Si París es la certeza de su belleza largamente sostenida, también puede ser la sorpresa de lo nuevo. Por ejemplo, la Fundación Louis Vuitton, esa nube de páneles, ese barco flotante que embiste el Bosque de Bologna para acarrearte entre el arte contemporáneo y convertir el paisaje parisino en una pieza más. Este museo es proyecto de Frank Gehry, canadiense de nacimiento, que ha labrado el espacio de las ciudades con edificios emblemáticos como el Guggenheim de Bilbao (quien lo ha visto no olvida su presencia junto al río Nervión), el Walt Disney Concert Hall de Los Ángeles, o la bodega y hotel Marqués del Riscal en La Rioja, que me encuentro en Internet por seguir disfrutando esa libertad ondulada y caprichosa del arquitecto que a los 86 años resulta uno de los más jóvenes e influyentes, un premio Pritzker y un halago para los espectadores de este siglo.
 Me fascina lo que hacen los arquitectos: transforman el espacio. Crean un interior donde no había nada, cincelan el aire con las estructuras, dirigen el paso de la luz, orquestan la relación con lo que hay alrededor y forman memoria. Son las madalenas de nuestro andar por las ciudades. Por eso cuando uno camina por el parque del oeste de la capital francesa y, entre el verdor, sale al encuentro esa edificación de alas o biombos transparentes, que elevan el edificio desde su anclaje hasta un cielo invitador, uno recibe con sorpresa la monumentalidad del museo. Si es el metal ondulante el que sorprende en Bilbao, aquí es la sensación de avance y elevarse del edificio de niveles bajo cuya proa una fuente cascada cae escaleras abajo, como si ese barco nube avanzara hacia la parte más moderna de París. El sonido constante del agua y el flequeo de su caída envuelven al que desde afuera contempla o al que desde dentro sale para descubrirla en medio del parque. Por dentro, las esculturas, como la rosa gigante del vestíbulo, las exposiciones que se esconden en grandes espacios, los vídeos que se proyectan a cuatro paredes, la temática contemporánea de lo cambiante, de las instalaciones en terrazas, van acuerpando la visita como si se desgajara una cebolla gigante que en su parte más alta nos ofrece el banquete de la ciudad que la rodea.

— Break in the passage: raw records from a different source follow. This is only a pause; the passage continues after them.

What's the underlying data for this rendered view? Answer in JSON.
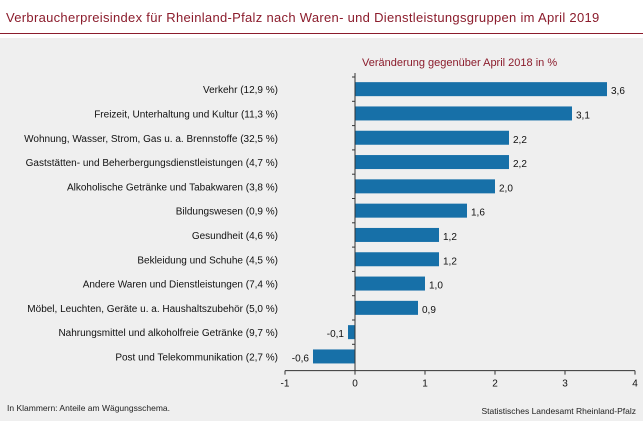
{
  "title": "Verbraucherpreisindex für Rheinland-Pfalz nach Waren- und Dienstleistungsgruppen im April 2019",
  "subtitle": "Veränderung gegenüber April 2018 in %",
  "footnote": "In Klammern: Anteile am Wägungsschema.",
  "source": "Statistisches Landesamt Rheinland-Pfalz",
  "colors": {
    "bar": "#1770a8",
    "accent": "#8b1c2c",
    "panel": "#efefef"
  },
  "chart_data": {
    "type": "bar",
    "orientation": "horizontal",
    "categories": [
      "Verkehr (12,9 %)",
      "Freizeit, Unterhaltung und Kultur (11,3 %)",
      "Wohnung, Wasser, Strom, Gas u. a. Brennstoffe (32,5 %)",
      "Gaststätten- und Beherbergungsdienstleistungen (4,7 %)",
      "Alkoholische Getränke und Tabakwaren (3,8 %)",
      "Bildungswesen (0,9 %)",
      "Gesundheit (4,6 %)",
      "Bekleidung und Schuhe (4,5 %)",
      "Andere Waren und Dienstleistungen (7,4 %)",
      "Möbel, Leuchten, Geräte u. a. Haushaltszubehör (5,0 %)",
      "Nahrungsmittel und alkoholfreie Getränke (9,7 %)",
      "Post und Telekommunikation (2,7 %)"
    ],
    "values": [
      3.6,
      3.1,
      2.2,
      2.2,
      2.0,
      1.6,
      1.2,
      1.2,
      1.0,
      0.9,
      -0.1,
      -0.6
    ],
    "value_labels": [
      "3,6",
      "3,1",
      "2,2",
      "2,2",
      "2,0",
      "1,6",
      "1,2",
      "1,2",
      "1,0",
      "0,9",
      "-0,1",
      "-0,6"
    ],
    "xlim": [
      -1,
      4
    ],
    "xticks": [
      -1,
      0,
      1,
      2,
      3,
      4
    ],
    "xtick_labels": [
      "-1",
      "0",
      "1",
      "2",
      "3",
      "4"
    ],
    "title": "Veränderung gegenüber April 2018 in %",
    "legend": "none",
    "grid": false
  }
}
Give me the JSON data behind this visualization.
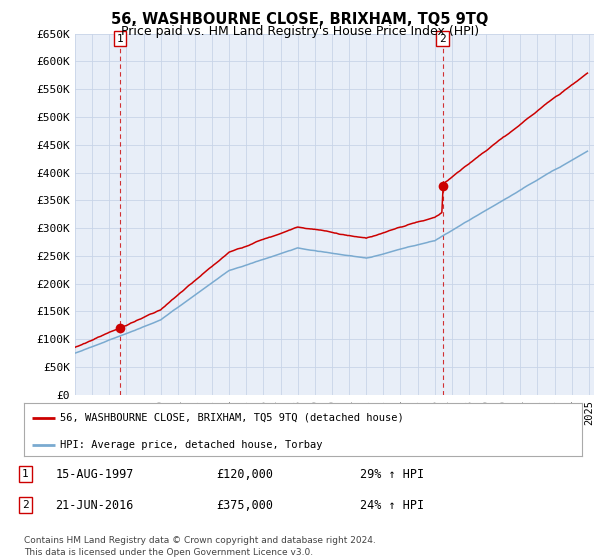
{
  "title": "56, WASHBOURNE CLOSE, BRIXHAM, TQ5 9TQ",
  "subtitle": "Price paid vs. HM Land Registry's House Price Index (HPI)",
  "title_fontsize": 10.5,
  "subtitle_fontsize": 9,
  "background_color": "#ffffff",
  "grid_color": "#c8d4e8",
  "plot_bg_color": "#e8eef8",
  "ylim": [
    0,
    650000
  ],
  "yticks": [
    0,
    50000,
    100000,
    150000,
    200000,
    250000,
    300000,
    350000,
    400000,
    450000,
    500000,
    550000,
    600000,
    650000
  ],
  "ytick_labels": [
    "£0",
    "£50K",
    "£100K",
    "£150K",
    "£200K",
    "£250K",
    "£300K",
    "£350K",
    "£400K",
    "£450K",
    "£500K",
    "£550K",
    "£600K",
    "£650K"
  ],
  "sale1_t": 1997.625,
  "sale1_price": 120000,
  "sale2_t": 2016.458,
  "sale2_price": 375000,
  "sale_dot_color": "#cc0000",
  "vline_color": "#cc0000",
  "hpi_line_color": "#7aaad0",
  "price_line_color": "#cc0000",
  "legend_label_price": "56, WASHBOURNE CLOSE, BRIXHAM, TQ5 9TQ (detached house)",
  "legend_label_hpi": "HPI: Average price, detached house, Torbay",
  "annotation1_date": "15-AUG-1997",
  "annotation1_price": "£120,000",
  "annotation1_hpi": "29% ↑ HPI",
  "annotation2_date": "21-JUN-2016",
  "annotation2_price": "£375,000",
  "annotation2_hpi": "24% ↑ HPI",
  "footer": "Contains HM Land Registry data © Crown copyright and database right 2024.\nThis data is licensed under the Open Government Licence v3.0."
}
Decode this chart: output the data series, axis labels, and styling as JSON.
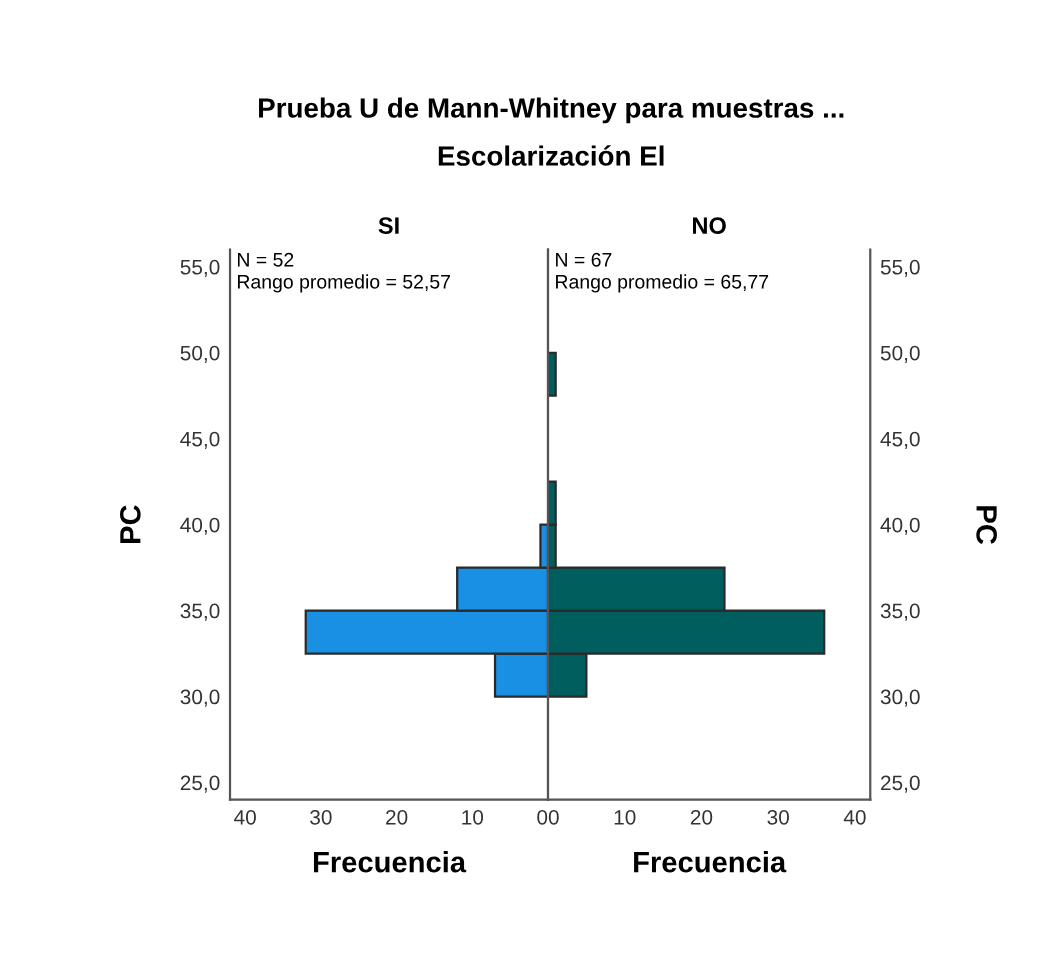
{
  "chart_data": [
    {
      "type": "histogram",
      "orientation": "horizontal",
      "title": "Prueba U de Mann-Whitney para muestras ...",
      "subtitle": "Escolarización El",
      "x2label": "SI",
      "xlabel": "Frecuencia",
      "ylabel": "PC",
      "annotations": [
        "N = 52",
        "Rango promedio = 52,57"
      ],
      "bins": [
        30,
        32.5,
        35,
        37.5,
        40
      ],
      "values": [
        7,
        32,
        12,
        1
      ],
      "color": "#1990e4",
      "xlim": [
        42,
        0
      ],
      "xticks": [
        40,
        30,
        20,
        10,
        0
      ],
      "ylim": [
        24,
        56
      ],
      "yticks": [
        {
          "value": 25,
          "label": "25,0"
        },
        {
          "value": 30,
          "label": "30,0"
        },
        {
          "value": 35,
          "label": "35,0"
        },
        {
          "value": 40,
          "label": "40,0"
        },
        {
          "value": 45,
          "label": "45,0"
        },
        {
          "value": 50,
          "label": "50,0"
        },
        {
          "value": 55,
          "label": "55,0"
        }
      ],
      "grid": false,
      "legend": false
    },
    {
      "type": "histogram",
      "orientation": "horizontal",
      "x2label": "NO",
      "xlabel": "Frecuencia",
      "ylabel": "PC",
      "annotations": [
        "N = 67",
        "Rango promedio = 65,77"
      ],
      "bins": [
        30,
        32.5,
        35,
        37.5,
        40,
        42.5,
        45,
        47.5,
        50
      ],
      "values": [
        5,
        36,
        23,
        1,
        1,
        0,
        0,
        1
      ],
      "color": "#005e5e",
      "xlim": [
        0,
        42
      ],
      "xticks": [
        0,
        10,
        20,
        30,
        40
      ],
      "ylim": [
        24,
        56
      ],
      "yticks": [
        {
          "value": 25,
          "label": "25,0"
        },
        {
          "value": 30,
          "label": "30,0"
        },
        {
          "value": 35,
          "label": "35,0"
        },
        {
          "value": 40,
          "label": "40,0"
        },
        {
          "value": 45,
          "label": "45,0"
        },
        {
          "value": 50,
          "label": "50,0"
        },
        {
          "value": 55,
          "label": "55,0"
        }
      ],
      "grid": false,
      "legend": false
    }
  ]
}
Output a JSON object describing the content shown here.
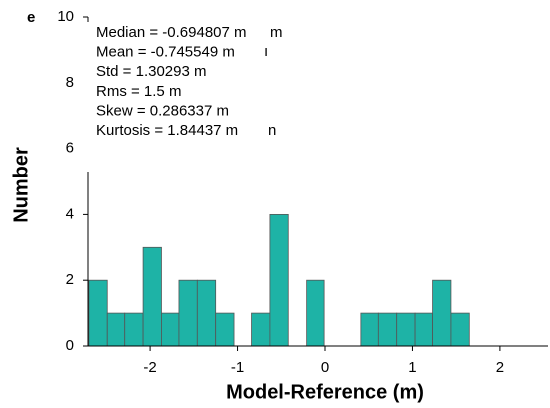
{
  "chart_data": {
    "type": "histogram",
    "panel_label": "e",
    "x_label": "Model-Reference (m)",
    "y_label": "Number",
    "stats": [
      "Median = -0.694807 m",
      "Mean = -0.745549 m",
      "Std = 1.30293 m",
      "Rms = 1.5 m",
      "Skew = 0.286337 m",
      "Kurtosis = 1.84437 m"
    ],
    "stats_fragments": [
      "m",
      "ı",
      "n"
    ],
    "bins": [
      -2.7,
      -2.49,
      -2.29,
      -2.08,
      -1.87,
      -1.67,
      -1.46,
      -1.25,
      -1.04,
      -0.84,
      -0.63,
      -0.42,
      -0.21,
      -0.01,
      0.2,
      0.41,
      0.61,
      0.82,
      1.03,
      1.23,
      1.44,
      1.65
    ],
    "values": [
      2,
      1,
      1,
      3,
      1,
      2,
      2,
      1,
      0,
      1,
      4,
      0,
      2,
      0,
      0,
      1,
      1,
      1,
      1,
      2,
      1
    ],
    "color": "#1eb3a6",
    "xlim": [
      -2.71,
      2.55
    ],
    "ylim": [
      0,
      10
    ],
    "xticks": [
      -2,
      -1,
      0,
      1,
      2
    ],
    "yticks": [
      0,
      2,
      4,
      6,
      8,
      10
    ]
  }
}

La Torre Eiffel tan París, no es aquí un cliché sino una pincelada definitiva en un parpadeo de la estructura que nos revela cielo y horizonte de ciudad hacia todos los costados conforme recorremos niveles, coordenadas. Zurcamos París acompañados de propuestas contemporáneas como ese video divertido de la española Pilar Albarraín al tope de una escalera donde una mujer (la propia artista) camina en Madrid con abrigo amarillo, y la banda que toca “Que viva España” la acompaña, asedia, acorrala, hasta que ella acaba huyendo; es el cliché de lo español, el machismo, leemos en la ficha técnica. Y el guardia y yo volvemos una y otra vez a verlo y escucharlo, nos reímos y quedamos atrapados en su asfixia simpática. Eso produce este edificio singular: avienta tus deseos a cielo abierto, te hace exclamar con cierto júbilo vigoroso cuando estás ante la luz y París es la instalación permanente y estar dispuesto a la sorpresa cuando un tanque de agua se ha colonizado con las capas de vida contemporánea o un coro ilustra una historia en blanco y negro en una sala cerrada.

Derroche técnico y libertad creadora, el espacio intervenido y la memoria que se moldea de nuevo en el París eterno. Enhorabuena, Frank Gehry.